Having cast and mailed in my voter ballot I've taken the opportunity to sit back and just reflect over this very unprecedented campaign.

My thoughts on the subject is that if any American, right from the start runs a presidential campaign whose initial platform is one of hate, does not want to win.

When he calls a group of people criminals and rapists, and then over a year continually bombards us with it, only brings to life the covert racists lying in the underbelly of America.

It doesn't take a whole lot of research to find that people of ALL nationalities commit crimes. One would think that putting all of America's crimes on one race of people is about as racists as one can get.

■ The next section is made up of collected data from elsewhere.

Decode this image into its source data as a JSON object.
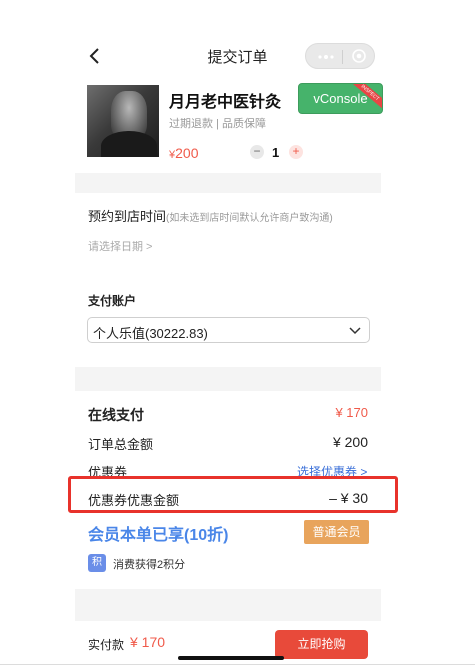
{
  "header": {
    "title": "提交订单"
  },
  "product": {
    "name": "月月老中医针灸",
    "tags": "过期退款 | 品质保障",
    "price_symbol": "¥",
    "price": "200",
    "quantity": "1",
    "minus": "−",
    "plus": "+"
  },
  "vconsole": {
    "label": "vConsole",
    "ribbon": "INSPECT"
  },
  "appointment": {
    "title": "预约到店时间",
    "hint": "(如未选到店时间默认允许商户致沟通)",
    "date_placeholder": "请选择日期 >"
  },
  "account": {
    "label": "支付账户",
    "selected": "个人乐值(30222.83)"
  },
  "summary": {
    "online_label": "在线支付",
    "online_value": "¥ 170",
    "total_label": "订单总金额",
    "total_value": "¥ 200",
    "coupon_label": "优惠券",
    "coupon_link": "选择优惠券 >",
    "discount_label": "优惠券优惠金额",
    "discount_value": "– ¥ 30"
  },
  "member": {
    "text": "会员本单已享(10折)",
    "badge": "普通会员",
    "points_icon": "积",
    "points_text": "消费获得2积分"
  },
  "footer": {
    "pay_label": "实付款",
    "pay_amount": "¥ 170",
    "buy_button": "立即抢购"
  },
  "colors": {
    "accent_red": "#f05a4a",
    "member_blue": "#4a86e8",
    "badge_orange": "#e8a45c",
    "highlight": "#e8322b",
    "vconsole_green": "#46b36b"
  }
}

But not Donald Trump. He took it to a new low by openly espousing that a prominent judge can't be fair because of his Hispanic heritage. What did Speaker of the House, Paul Ryan call it? "The textbook definition of a racist". But Ryan still supported Trump.

Not stopping there, Trump actually accused just about every race of people on the planet, other than his own of human short comings, a quality most thought only the now extinct German Nazi Party possessed.

We learned way back that most Americans have a keen sense of equality. In '64, when blacks were just coming out of the Jim Crow era and making an attempt to assimilate into the American culture many racist whites felt that although public assistance helped poor whites, helping blacks was too much of a hand out.

Programs like Affirmative Action were vehemently fought against by then presidential candidate Barry Goldwater who in his nomination speech said, "I would remind you that extremism in the defense of liberty is no vice! And let me remind you also that moderation in the pursuit of justice is no virtue!”

Reagan's "A Time of Choosing" speech meant to propel Barry Goldwater into the White House became a presidential landslide for LBJ.

(can you say backfire?)

Apparently Trump learned nothing from politics of the 60's. With her faults, Hillary is the experienced nominee while most of what Trump says are some of the dumbest and divisive things an American nominee can say.

In essence one candidate is presidential, the other is Donald Trump.